L’art libanais aux enchères de Nada Boulos el-Assaad

Elle a imposé son « marteau » dans un milieu jusque-là purement masculin. Nada Boulos el-Assaad est la première Libanaise à exercer le métier de « commissaire-priseur ».

Nada Boulos, une « auctioneer » en pleine action... (Photo Ibrahim Tawil)

À raison de deux ventes spécialisées par an, Nada Boulos el-Assaad fait monter les enchères de l’art moderne et contemporain libanais. Cette élégante jeune femme brune exerce ce métier à compétences multiples depuis une vingtaine d’années. Avec sérieux et discernement.


Diplômée en sciences politiques de l’AUB, Nada Boulos el-Assaad décroche une maîtrise en option droit à Assas (Paris II), avant de suivre les cours « Works of Art » de Sotheby’s et d’intégrer le cabinet d’un grand commissaire-priseur à Paris, chez qui elle travaillera durant 6 ans. « C’était la deuxième étude de France et on s’y occupait beaucoup de ventes d’art primitif, moderne et contemporain. C’est là que j’ai vraiment appris le métier d’”auctioneer” », dit-elle. Précisant que le terme de commissaire-priseur est une appellation strictement française appliquée aux officiers ministériels, nécessitant un cursus spécifique et une sélection sur concours.

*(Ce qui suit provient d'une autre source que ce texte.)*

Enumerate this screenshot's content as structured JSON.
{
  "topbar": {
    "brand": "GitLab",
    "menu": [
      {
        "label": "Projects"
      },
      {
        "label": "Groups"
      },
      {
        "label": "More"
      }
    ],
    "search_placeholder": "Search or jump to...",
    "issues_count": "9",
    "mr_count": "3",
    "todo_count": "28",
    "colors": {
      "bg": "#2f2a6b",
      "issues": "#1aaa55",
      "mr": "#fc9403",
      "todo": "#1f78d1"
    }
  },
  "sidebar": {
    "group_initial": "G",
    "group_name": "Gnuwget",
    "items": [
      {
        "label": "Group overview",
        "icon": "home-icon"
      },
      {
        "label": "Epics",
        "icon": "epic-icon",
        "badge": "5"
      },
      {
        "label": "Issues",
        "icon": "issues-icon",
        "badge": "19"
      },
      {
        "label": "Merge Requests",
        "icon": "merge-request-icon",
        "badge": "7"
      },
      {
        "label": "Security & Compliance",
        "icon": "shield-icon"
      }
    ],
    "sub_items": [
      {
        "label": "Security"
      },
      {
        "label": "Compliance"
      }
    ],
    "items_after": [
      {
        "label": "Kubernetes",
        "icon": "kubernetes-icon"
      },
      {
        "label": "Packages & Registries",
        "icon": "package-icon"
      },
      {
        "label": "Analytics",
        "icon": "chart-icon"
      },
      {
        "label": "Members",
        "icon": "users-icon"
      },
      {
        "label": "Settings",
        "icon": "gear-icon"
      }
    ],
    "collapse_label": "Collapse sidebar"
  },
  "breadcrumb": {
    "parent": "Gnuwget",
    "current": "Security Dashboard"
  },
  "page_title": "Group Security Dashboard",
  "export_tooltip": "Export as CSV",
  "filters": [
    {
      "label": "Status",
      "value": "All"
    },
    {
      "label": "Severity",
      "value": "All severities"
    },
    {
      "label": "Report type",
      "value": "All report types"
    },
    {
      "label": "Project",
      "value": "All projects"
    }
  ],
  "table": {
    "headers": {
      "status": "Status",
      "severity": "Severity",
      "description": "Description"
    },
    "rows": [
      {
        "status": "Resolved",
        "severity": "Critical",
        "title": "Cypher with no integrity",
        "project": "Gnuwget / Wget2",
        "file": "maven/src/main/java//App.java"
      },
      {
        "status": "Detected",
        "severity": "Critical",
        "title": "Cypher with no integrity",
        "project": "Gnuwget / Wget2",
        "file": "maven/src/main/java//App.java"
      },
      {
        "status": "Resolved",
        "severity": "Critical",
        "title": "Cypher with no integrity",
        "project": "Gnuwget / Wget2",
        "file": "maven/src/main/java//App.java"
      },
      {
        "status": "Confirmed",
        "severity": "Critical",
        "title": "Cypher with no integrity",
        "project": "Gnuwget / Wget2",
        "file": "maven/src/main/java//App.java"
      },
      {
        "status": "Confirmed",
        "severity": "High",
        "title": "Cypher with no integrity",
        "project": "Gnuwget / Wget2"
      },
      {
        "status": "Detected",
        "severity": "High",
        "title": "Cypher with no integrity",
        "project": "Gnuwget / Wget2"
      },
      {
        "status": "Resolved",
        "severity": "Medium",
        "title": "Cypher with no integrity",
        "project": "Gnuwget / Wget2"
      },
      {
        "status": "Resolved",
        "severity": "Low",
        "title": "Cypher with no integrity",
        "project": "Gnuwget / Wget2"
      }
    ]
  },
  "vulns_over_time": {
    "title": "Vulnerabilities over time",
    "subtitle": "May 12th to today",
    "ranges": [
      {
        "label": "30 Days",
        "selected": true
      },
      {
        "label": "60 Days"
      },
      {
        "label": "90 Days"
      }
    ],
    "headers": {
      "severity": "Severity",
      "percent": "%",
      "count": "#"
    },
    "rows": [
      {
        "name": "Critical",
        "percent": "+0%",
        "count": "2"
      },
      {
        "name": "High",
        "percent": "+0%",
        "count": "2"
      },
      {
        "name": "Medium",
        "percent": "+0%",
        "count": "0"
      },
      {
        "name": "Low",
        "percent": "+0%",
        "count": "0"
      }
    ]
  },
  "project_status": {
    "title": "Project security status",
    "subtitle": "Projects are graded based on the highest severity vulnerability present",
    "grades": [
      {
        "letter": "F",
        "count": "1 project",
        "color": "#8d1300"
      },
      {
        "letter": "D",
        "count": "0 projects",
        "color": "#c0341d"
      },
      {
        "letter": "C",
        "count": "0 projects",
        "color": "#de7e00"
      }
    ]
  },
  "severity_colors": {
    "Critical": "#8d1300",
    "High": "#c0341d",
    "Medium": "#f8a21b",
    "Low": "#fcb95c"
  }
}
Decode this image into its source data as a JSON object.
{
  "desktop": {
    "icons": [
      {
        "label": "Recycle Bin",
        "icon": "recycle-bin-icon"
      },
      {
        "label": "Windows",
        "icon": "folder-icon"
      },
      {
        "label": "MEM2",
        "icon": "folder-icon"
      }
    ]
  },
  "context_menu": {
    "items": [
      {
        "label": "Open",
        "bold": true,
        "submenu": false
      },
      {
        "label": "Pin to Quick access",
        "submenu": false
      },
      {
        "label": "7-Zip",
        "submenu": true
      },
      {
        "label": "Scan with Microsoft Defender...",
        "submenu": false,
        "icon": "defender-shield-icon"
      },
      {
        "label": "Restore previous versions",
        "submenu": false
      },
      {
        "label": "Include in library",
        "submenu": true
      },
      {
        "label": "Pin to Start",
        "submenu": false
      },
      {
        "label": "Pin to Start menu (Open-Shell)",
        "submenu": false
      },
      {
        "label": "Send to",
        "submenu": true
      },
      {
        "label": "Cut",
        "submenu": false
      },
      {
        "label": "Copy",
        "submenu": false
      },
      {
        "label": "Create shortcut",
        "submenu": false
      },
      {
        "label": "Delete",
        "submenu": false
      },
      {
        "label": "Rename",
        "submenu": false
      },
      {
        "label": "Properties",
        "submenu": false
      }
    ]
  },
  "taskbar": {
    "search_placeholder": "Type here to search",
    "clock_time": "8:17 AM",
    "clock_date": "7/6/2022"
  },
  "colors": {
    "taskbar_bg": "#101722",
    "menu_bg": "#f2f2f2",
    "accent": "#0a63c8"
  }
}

Débats de terminologie mis à part, la profession reste la même. Elle nécessite à la fois des connaissances artistiques et juridiques, des capacités relationnelles et d’organisation d’événementiels. Et, dans certains cas, un certain sens du spectacle. « C’est un microcosme qui fonctionne avec les mêmes règles internationales que partout ailleurs : Paris, Londres ou New York...», assure-t-elle. Avant d’ajouter : « Mais, bien évidemment, à l’échelle du pays. »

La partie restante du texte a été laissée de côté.